Yurt dışında müşteri bulmak isteyen firmalar Google Adwords reklamları aracılığı ile web sitelerini, ürünlerini ve şirketlerini ulaşılabilir kılmayı ve hedef ülkelerde belirlenmiş anahtar kelimeler üzerinden reklam vermeyi de tercih edebiliyorlar. Ayrıca alanınız ile ilgili niş sitelere reklamlar vermek de yeni müşterilere ulaşmanızı sağlayacak yollardan biri olarak kabul ediliyor.
İlgili Kurumların Kapısı Çalınmalı
Hedef ülkelerdeki Türk Ticari Ateşelikleri ile iletişime geçilerek ilgili sektördeki ithalatçıların listesi de temin edilebiliyor. Ayrıca; Ticaret Odaları, İhracatçı Birlikleri, TOBB gibi kuruluşların duyurularının düzenli olarak takip edilmesi de firmalar için avantaj sağlıyor. Böylece organize edilen yurtdışı gezileri, ülkemize gelen alım heyetleri, fuarlar ve talepler ile ilgili güncel bilgilere sahip olabiliyorlar.
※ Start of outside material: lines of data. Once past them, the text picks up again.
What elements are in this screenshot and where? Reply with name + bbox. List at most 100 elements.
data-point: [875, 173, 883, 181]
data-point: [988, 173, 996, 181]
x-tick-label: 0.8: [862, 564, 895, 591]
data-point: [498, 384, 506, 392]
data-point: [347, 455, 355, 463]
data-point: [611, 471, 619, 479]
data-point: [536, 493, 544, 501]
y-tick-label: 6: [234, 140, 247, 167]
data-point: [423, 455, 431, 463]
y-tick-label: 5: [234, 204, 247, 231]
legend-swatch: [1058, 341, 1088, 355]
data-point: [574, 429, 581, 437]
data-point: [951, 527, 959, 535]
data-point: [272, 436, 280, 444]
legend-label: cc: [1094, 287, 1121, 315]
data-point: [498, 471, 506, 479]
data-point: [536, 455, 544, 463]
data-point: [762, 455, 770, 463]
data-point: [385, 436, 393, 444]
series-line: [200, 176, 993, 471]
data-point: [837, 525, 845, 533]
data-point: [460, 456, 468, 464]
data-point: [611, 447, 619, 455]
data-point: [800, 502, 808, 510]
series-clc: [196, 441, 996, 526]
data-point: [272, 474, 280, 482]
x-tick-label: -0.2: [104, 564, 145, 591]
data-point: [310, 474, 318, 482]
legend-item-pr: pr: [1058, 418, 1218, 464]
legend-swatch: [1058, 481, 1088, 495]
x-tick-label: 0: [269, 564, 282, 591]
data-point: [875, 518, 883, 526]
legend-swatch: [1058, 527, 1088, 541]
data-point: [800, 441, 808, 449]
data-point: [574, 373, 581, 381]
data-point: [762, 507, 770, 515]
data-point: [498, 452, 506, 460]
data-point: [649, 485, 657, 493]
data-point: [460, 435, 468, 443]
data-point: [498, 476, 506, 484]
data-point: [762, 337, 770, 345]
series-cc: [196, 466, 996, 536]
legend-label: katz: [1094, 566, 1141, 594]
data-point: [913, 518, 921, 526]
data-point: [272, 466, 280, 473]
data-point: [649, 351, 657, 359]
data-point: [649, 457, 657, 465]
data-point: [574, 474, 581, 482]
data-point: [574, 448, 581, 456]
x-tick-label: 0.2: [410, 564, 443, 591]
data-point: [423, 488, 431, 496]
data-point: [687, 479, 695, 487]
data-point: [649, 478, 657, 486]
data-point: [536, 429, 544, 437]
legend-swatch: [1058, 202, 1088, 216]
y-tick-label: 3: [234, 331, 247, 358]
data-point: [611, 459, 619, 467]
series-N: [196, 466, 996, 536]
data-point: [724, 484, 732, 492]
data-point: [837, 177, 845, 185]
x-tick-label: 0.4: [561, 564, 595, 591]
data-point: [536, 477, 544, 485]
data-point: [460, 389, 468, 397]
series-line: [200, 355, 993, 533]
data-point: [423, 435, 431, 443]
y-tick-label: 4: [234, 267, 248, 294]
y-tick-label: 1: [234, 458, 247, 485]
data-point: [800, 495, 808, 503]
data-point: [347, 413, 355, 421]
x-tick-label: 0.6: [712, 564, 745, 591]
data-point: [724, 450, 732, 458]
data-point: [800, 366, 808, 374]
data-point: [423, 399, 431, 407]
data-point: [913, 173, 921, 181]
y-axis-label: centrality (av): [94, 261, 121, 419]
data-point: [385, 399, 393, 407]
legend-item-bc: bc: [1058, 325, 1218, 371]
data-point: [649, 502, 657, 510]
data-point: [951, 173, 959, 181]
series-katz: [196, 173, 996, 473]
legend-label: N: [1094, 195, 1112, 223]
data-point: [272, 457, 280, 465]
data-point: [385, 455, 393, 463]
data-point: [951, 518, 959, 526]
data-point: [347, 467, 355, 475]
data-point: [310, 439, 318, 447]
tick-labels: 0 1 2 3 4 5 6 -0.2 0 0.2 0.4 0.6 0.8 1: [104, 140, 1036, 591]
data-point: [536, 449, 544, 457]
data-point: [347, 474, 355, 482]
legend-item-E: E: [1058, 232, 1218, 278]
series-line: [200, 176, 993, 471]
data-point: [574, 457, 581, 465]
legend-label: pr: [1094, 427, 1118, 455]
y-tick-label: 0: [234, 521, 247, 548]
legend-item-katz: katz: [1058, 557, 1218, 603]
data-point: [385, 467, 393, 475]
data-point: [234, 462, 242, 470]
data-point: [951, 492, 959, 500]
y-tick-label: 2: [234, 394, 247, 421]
Uluslararası Fuarlar Büyük Fırsatlar Barındırıyor
Yurt dışında müşteri bulmak isteyen firmalara, uluslararası fuarlara katılmak da büyük fayda sağlayabiliyor. Sektörleri ile ilgili tedarikçilerin, rakiplerin ve müşteri adaylarının bir arada bulunabileceği ve gözlemlenebileceği fuarların takip edilmesi, gerek ziyaretçi gerek katılımcı olarak bu organizasyonlarda bulunulması başarılı ticari ilişkiler kurulmasında etkili olabiliyor. Bununla birlikte yurt dışı fuarlara katılacak firmaların bunu bir takvime yayması ve katılımdan önce fuarla ilgili beklentilerini netleştirmeleri öneriliyor. Böylece hedeflerine ve beklentilerine göre doğru planlama ile doğru bağlantılar kurma ihtimalleri artıyor. Ayrıca Türkiye’de de yabancı ziyaretçilerin ya da katılımcıların olduğu fuarların da göz ardı edilmemesi gerekiyor.
Her ne kadar daha eski bir yöntem olsa da e-mail pazarlaması da firmanın tanıtımı, tepkilerin ölçülmesi ve potansiyel müşteriler ile ilk kontağın kurulması noktasında etkili yöntemlerden biri olarak kabul ediliyor. Bu yolu denemek isteyen firmaların hem şirketlerini hem de ürünlerini tanıtabilecekleri görsel bir sunuma ihtiyaçları oluyor. Bu sunumun İngilizce ve birkaç dilde hazırlanması ise daha büyük etki oluşturulmasını sağlayabiliyor.